Single by Tackey & Tsubasa

from the album 2wenty 2wo
- Released: February 11, 2004
- Recorded: ?
- Genre: J-pop
- Length: 21 minutes 49 seconds (Regular CD); 26 minutes 16 seconds (Limited CD);
- Label: Avex Trax
- Songwriter(s): Hideyuki Obata, Batu Bulan, Sumiyo Mutsumi, Hitoshi Haba
- Producer(s): ?

Tackey & Tsubasa singles chronology
| "Yume Monogatari" (2003) | "One Day, One Dream" (2004) | "Serenade" (2004) |

Alternative cover
- The cover to the regular CD version of "One Day, One Dream".

= One Day, One Dream =

"One Day, One Dream" is Tackey & Tsubasa's third single under the Avex Trax label. This is the third retail single for their 2wenty 2wo album.

==Overview==
The a-side song "One Day, One Dream" was used as the 5th opening theme song to the anime InuYasha. The b-side "Deep into Blue" was used as the House Commodity "Tongari Corn" commercial song. The other b-side "Arugamama" was TBS TV "Golden Muscle" ending theme song.

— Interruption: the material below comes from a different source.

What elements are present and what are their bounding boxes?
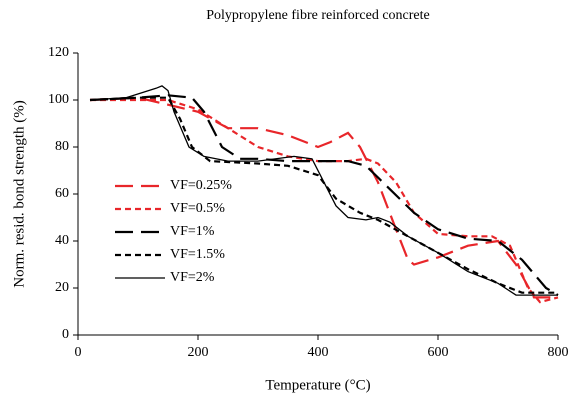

Sample of the translated lyrics:
 (You can now, dream)
Brandishing a brave dream
 (Go in and try)
a forcible try and repeating worries
You move toward the endless days too
 (Do you need to cry?)
Do we cry identically? Loneliness too
 (Show me, a day, fight)
Fight up front, and every time you cry,
become steady with your dream

==Track listing==
===Regular CD Format===
1. "One Day, One Dream" (Hideyuki Obata, Kei Yoshikawa) - 4:24
2. "Deep into Blue" (Imai Tsubasa) (Batu Bulan, Tetsuhiko Suzuki, Tomoji Sogawa) - 4:22
3. "Arugamama (あるがまま)" (Takizawa Hideaki) (Sumiyo Mutsumi, Masatoshi Sakashita) - 4:20
4. "Ai Sekai (愛世界)" (Hitoshi Haba) - 4:20
5. "One Day, One Dream ~karaoke~" - 4:24

===Limited CD Format===
1. "One Day, One Dream" (Hideyuki Obata, Kei Yoshikawa) - 4:24
2. "Deep into Blue" (Imai Tsubasa) (Batu Bulan, Tetsuhiko Suzuki, Tomoji Sogawa) - 4:22
3. "Arugamama (あるがまま)" (Takizawa Hideaki) (Sumiyo Mutsumi, Masatoshi Sakashita) - 4:19
4. "One Day, One Dream: Takizawa Part Version" - 4:24
5. "One Day, One Dream: Tsubasa Part Version" - 4:24
6. "One Day, One Dream: karaoke" - 4:24
7. "Brand New World" - 4:14

==Personnel==
- Takizawa Hideaki - vocals
- Imai Tsubasa - vocals

==Charts==
Oricon Sales Chart (Japan)

| Release | Chart | Peak position | Sales total |
|---|---|---|---|
| 11 February 2004 | Oricon Weekly Singles Chart | 1 | 111,000 |

==RIAJ Certification==
As of March 2004, "One Day, One Dream" has been certified gold for shipments of over 100,000 by the Recording Industry Association of Japan.